Mario Draghi, ex presidente del Consiglio dell’Italia, ha sottolineato la necessità urgente per l’Unione Europea di un approccio più deciso e unitario nella difesa dell’Ucraina, avvertendo che senza un cambio di rotta si rischia di rimanere soli a garantirne la sicurezza. Le sue osservazioni si inseriscono nel contesto di una difficile discussione tra i leader europei riguardo al finanziamento della difesa, resa ancor più pressante dalle richieste degli Stati Uniti sotto la guida di Donald Trump.

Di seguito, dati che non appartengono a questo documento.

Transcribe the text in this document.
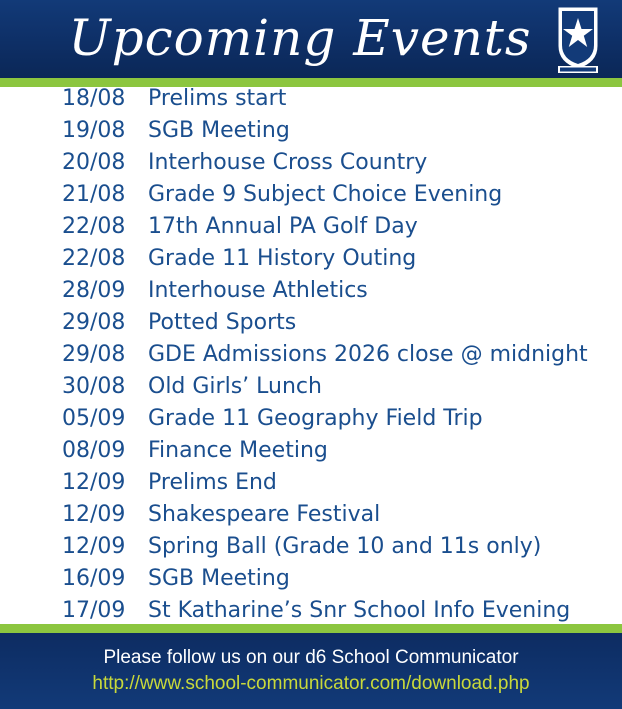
Upcoming Events
18/08	Prelims start
19/08	SGB Meeting
20/08	Interhouse Cross Country
21/08	Grade 9 Subject Choice Evening
22/08	17th Annual PA Golf Day
22/08	Grade 11 History Outing
28/09	Interhouse Athletics
29/08	Potted Sports
29/08	GDE Admissions 2026 close @ midnight
30/08	Old Girls’ Lunch
05/09	Grade 11 Geography Field Trip
08/09	Finance Meeting
12/09	Prelims End
12/09	Shakespeare Festival
12/09	Spring Ball (Grade 10 and 11s only)
16/09	SGB Meeting
17/09	St Katharine’s Snr School Info Evening
Please follow us on our d6 School Communicator
http://www.school-communicator.com/download.php
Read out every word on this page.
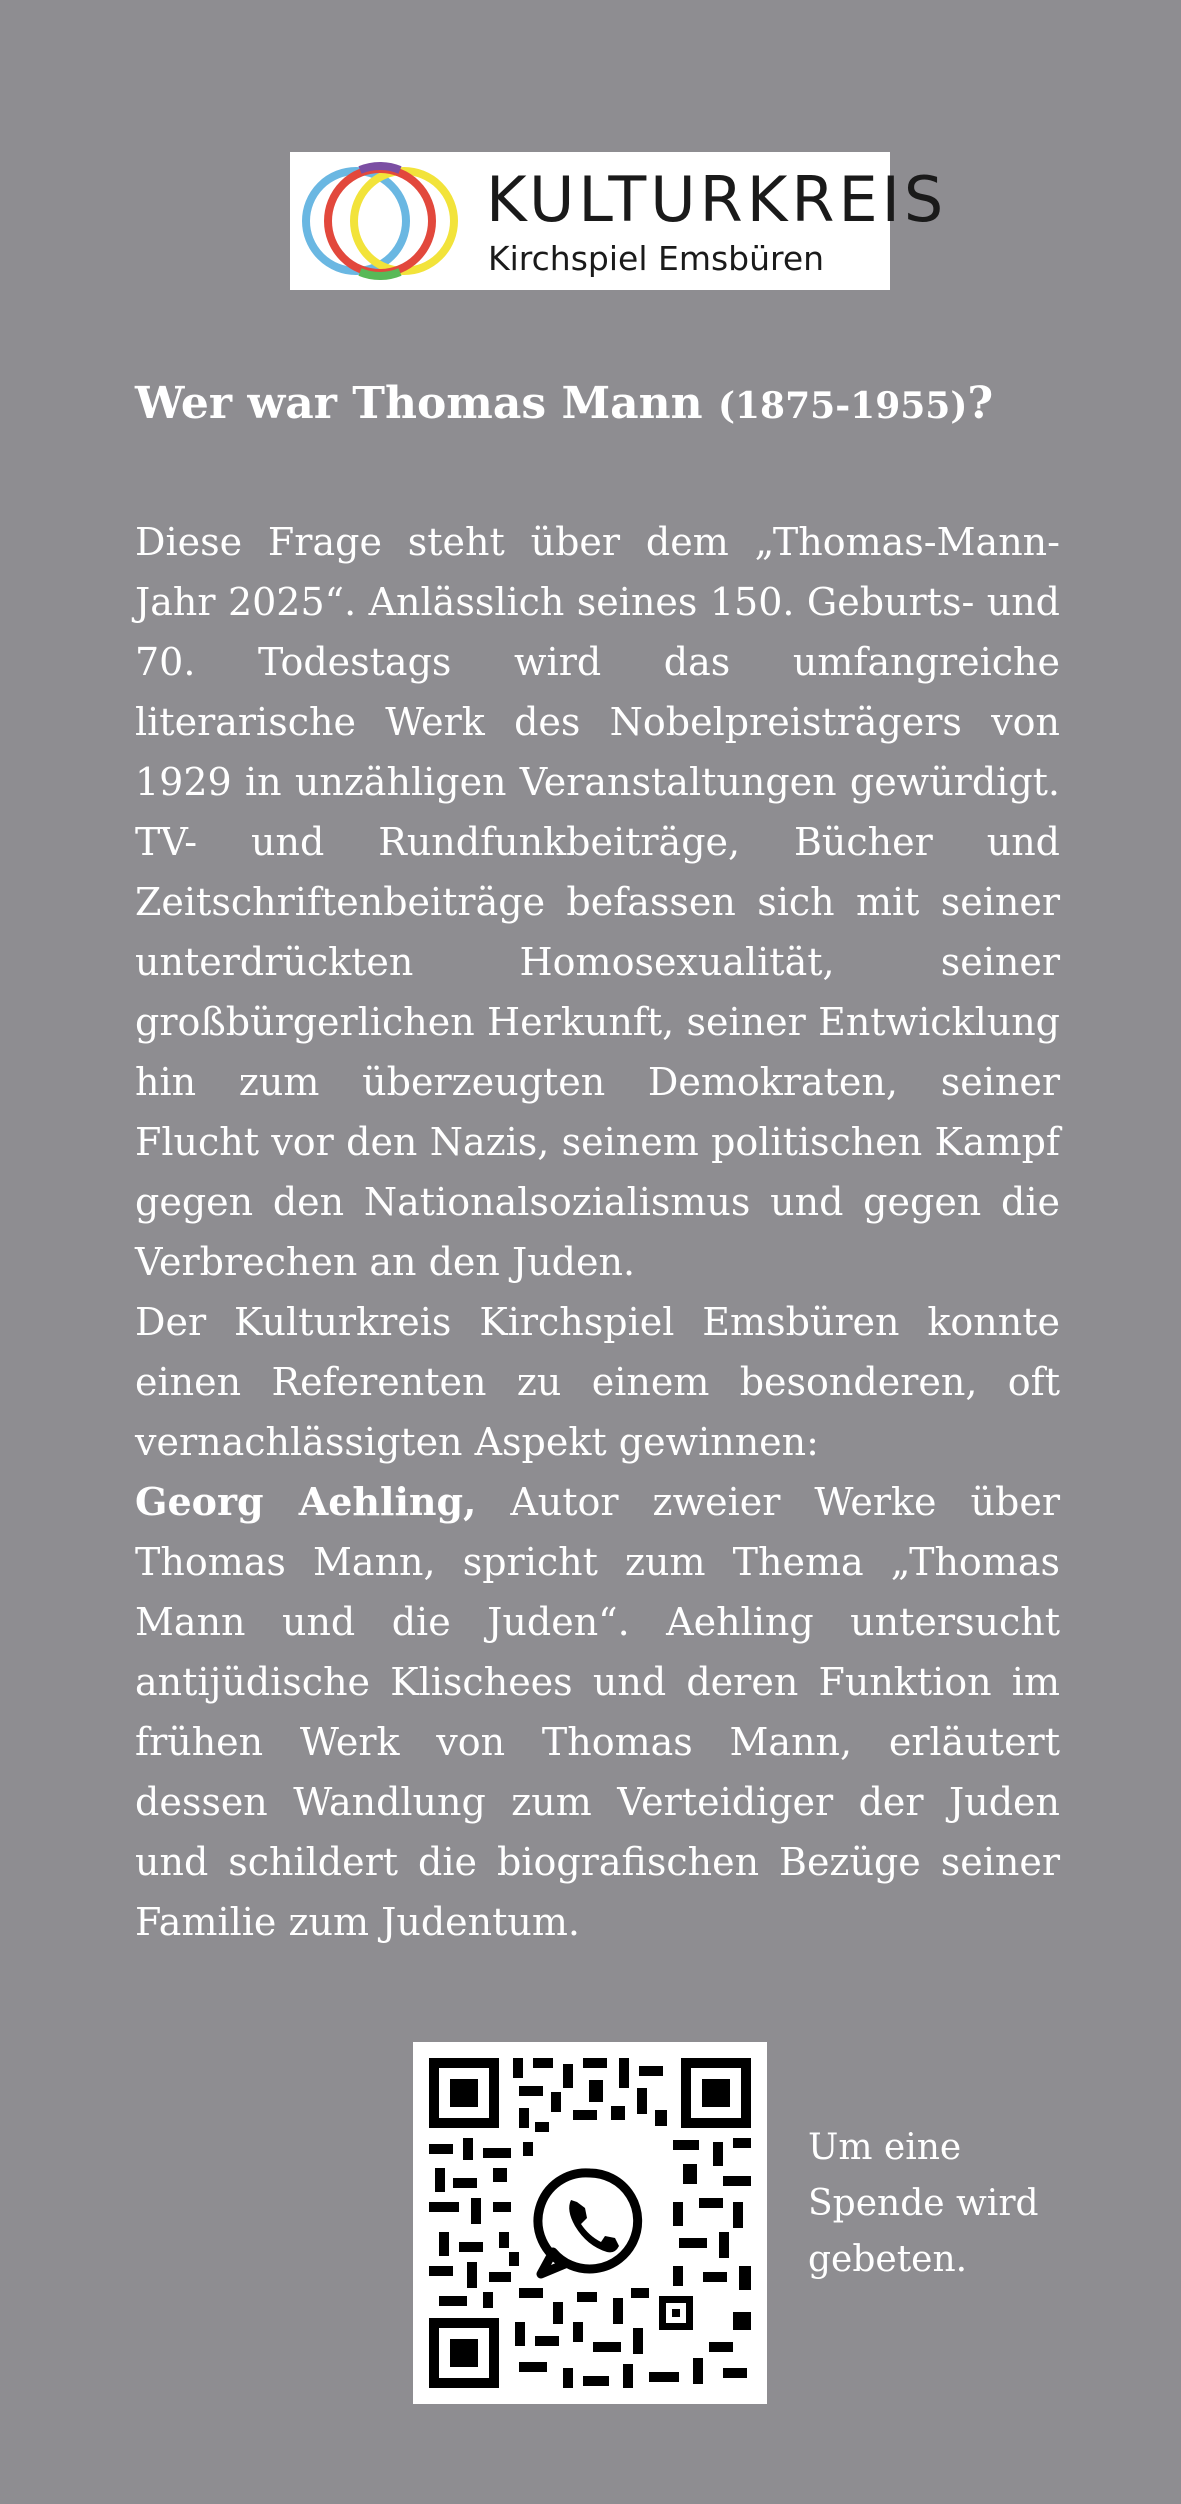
KULTURKREIS
Kirchspiel Emsbüren
Wer war Thomas Mann (1875-1955)?

Diese Frage steht über dem „Thomas-Mann-Jahr 2025“. Anlässlich seines 150. Geburts- und 70. Todestags wird das umfangreiche literarische Werk des Nobelpreisträgers von 1929 in unzähligen Veranstaltungen gewürdigt. TV- und Rundfunkbeiträge, Bücher und Zeitschriftenbeiträge befassen sich mit seiner unterdrückten Homosexualität, seiner großbürgerlichen Herkunft, seiner Entwicklung hin zum überzeugten Demokraten, seiner Flucht vor den Nazis, seinem politischen Kampf gegen den Nationalsozialismus und gegen die Verbrechen an den Juden.

Der Kulturkreis Kirchspiel Emsbüren konnte einen Referenten zu einem besonderen, oft vernachlässigten Aspekt gewinnen:

Georg Aehling, Autor zweier Werke über Thomas Mann, spricht zum Thema „Thomas Mann und die Juden“. Aehling untersucht antijüdische Klischees und deren Funktion im frühen Werk von Thomas Mann, erläutert dessen Wandlung zum Verteidiger der Juden und schildert die biografischen Bezüge seiner Familie zum Judentum.

Um eine
Spende wird
gebeten.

Draghi ha chiamato l’UE a un “cambio radicale”, ponendo l’accento sulla necessità di una maggiore coesione economica e politica. Ha proposto l’emissione di “debito comune” e la modifica delle attuali procedure decisionali che richiedono l’unanimità, suggerendo di passare a votazioni a maggioranza qualificata in varie aree. Secondo l’ex premier, “è sempre più chiaro che dobbiamo agire come un unico Stato”. Questa trasformazione richiederebbe un coordinamento senza precedenti tra governi, parlamenti nazionali e istituzioni europee.

Le discussioni tra i ministri delle finanze degli Stati membri sembrano orientarsi verso l’indebitamento nazionale per finanziare la difesa, senza che ciò incida sulla sorveglianza dei conti pubblici. Tuttavia, non è ancora chiaro quale sarà l’entità di queste spese e quanto tempo varrà l’esclusione dalla contabilità pubblica. Il commissario europeo all’economia, Valdis Dombrovskis, ha affermato che l’impegno non sarà limitato a un solo anno, ma altri Paesi, soprattutto quelli con elevato debito pubblico, hanno chiesto prestiti congiunti.

La necessità di risorse finanziarie non si limita alla difesa. Anche le transizioni verde e digitale richiedono ingenti investimenti. Secondo la bozza del Clean Industrial Deal della Commissione europea, l’UE dovrà aumentare i suoi investimenti in energia, industria e trasporti di circa 480 miliardi di euro annuali rispetto al decennio passato. Draghi ha stimato necessarie risorse tra i 750 e gli 800 miliardi all’anno, sottolineando che il debito comune deve essere sovranazionale per permettere a tutti i Paesi di partecipare, anche quelli con limitato spazio fiscale.

Oltre agli sviluppi geopolitici recenti, come l’espansione della capacità della Cina e le nuove sfide poste dall’amministrazione Trump, Draghi ha ribadito che l’Unione Europea non può continuare a rifiutare ogni proposta di integrazione economica e politica. “Non si può dire no a tutto”, ha affermato l’ex premier, aggiungendo che questo sarebbe incoerente con i valori fondamentali su cui si basa l’UE.